“L’Umbria in Porchetta – Una regione e suoi profumi tra tradizioni e sapori, territorio e saperi” è il titolo della nuova pubblicazione della collana curata da Promocamera (Azienda speciale della Camera di commercio dell’Umbria) ed edita dall’Ente camerale, presentata in una conferenza stampa a Perugia.

La porchetta è uno dei prodotti più legati alla tradizione dell’Umbria che anno dopo anno si è affermato come street food, fino a varcare i confini regionali e diventando piatto gourmet. Legata a questa produzione, si è nel tempo costruita una vera e propria filiera, che in Umbria possiamo definire a chilometro zero, capace di attirare l’attenzione della stampa nazionale ed internazionale.
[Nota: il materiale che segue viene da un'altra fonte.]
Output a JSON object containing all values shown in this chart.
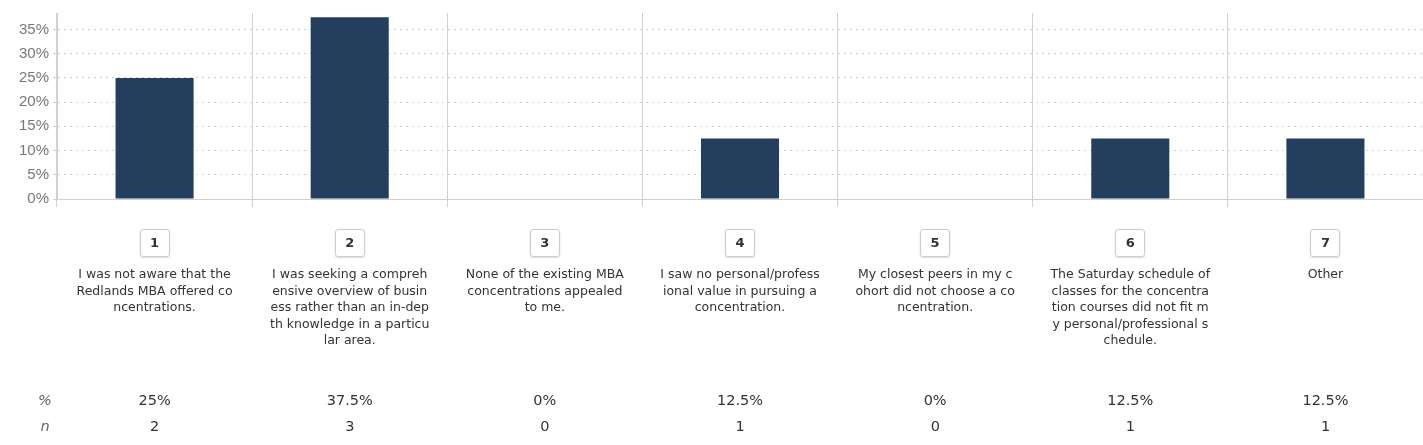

“Ma la porchetta – sottolinea la Camera di commercio – non è solo un piatto di maiale cotto e condito in modo saporito, è anche una tecnica, un modo di cucinare gustoso delle nostre campagne. Per questo si è voluto intitolare la pubblicazione ‘L’Umbria in Porchetta’, in cui non solo esaltare il prodotto, ma anche trasmettere ai più curiosi ricette capaci di rievocare la cultura gastronomica umbra”.
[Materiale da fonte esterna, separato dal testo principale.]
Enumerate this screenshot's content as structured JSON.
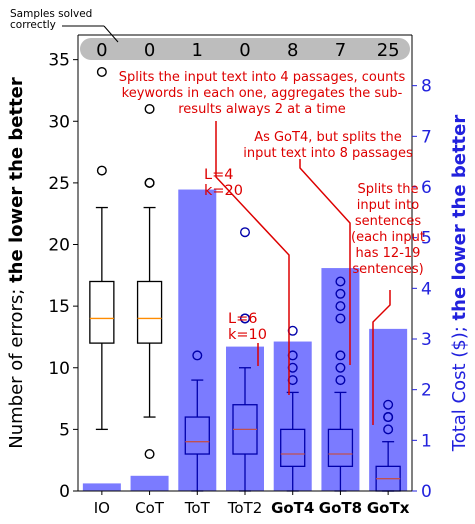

“La porchetta – ha detto il presidente della Camera di commercio dell’Umbria, Giorgio Mencaroni – è un alimento che si accompagna alla nostra storia ed un modo di raccontare il nostro mondo. È anche una modalità di fare festa, basta offrire un panino con la porchetta e si crea subito un’atmosfera allegra e rilassata. Strettamente legata all’Umbria e alla sua storia, la porchetta è certamente un veicolo di promozione della regione”.

“In questo libro – ha affermato Gilberto Santucci, autore dei testi – c’è davvero tutto quello che c’è da sapere sulla porchetta umbra. Un viaggio nella bella Umbria alla ricerca di questo gusto, che profuma la quotidianità e i ritmi dei nostri centri abitati e delle nostre campagne. Un prodotto di ieri e di oggi, che trova una crescente attenzione anche all’estero e che va valorizzato in tutti i suoi aspetti, da quelli strettamente culinari a quelli storici, antropologici e culturali”.

“È un prodotto dall’eccezionale valore antropologico – ha evidenziato Antonio Andreani, docente di Antropologia degli alimenti – e per questo ci accompagnerà anche nei secoli a venire”.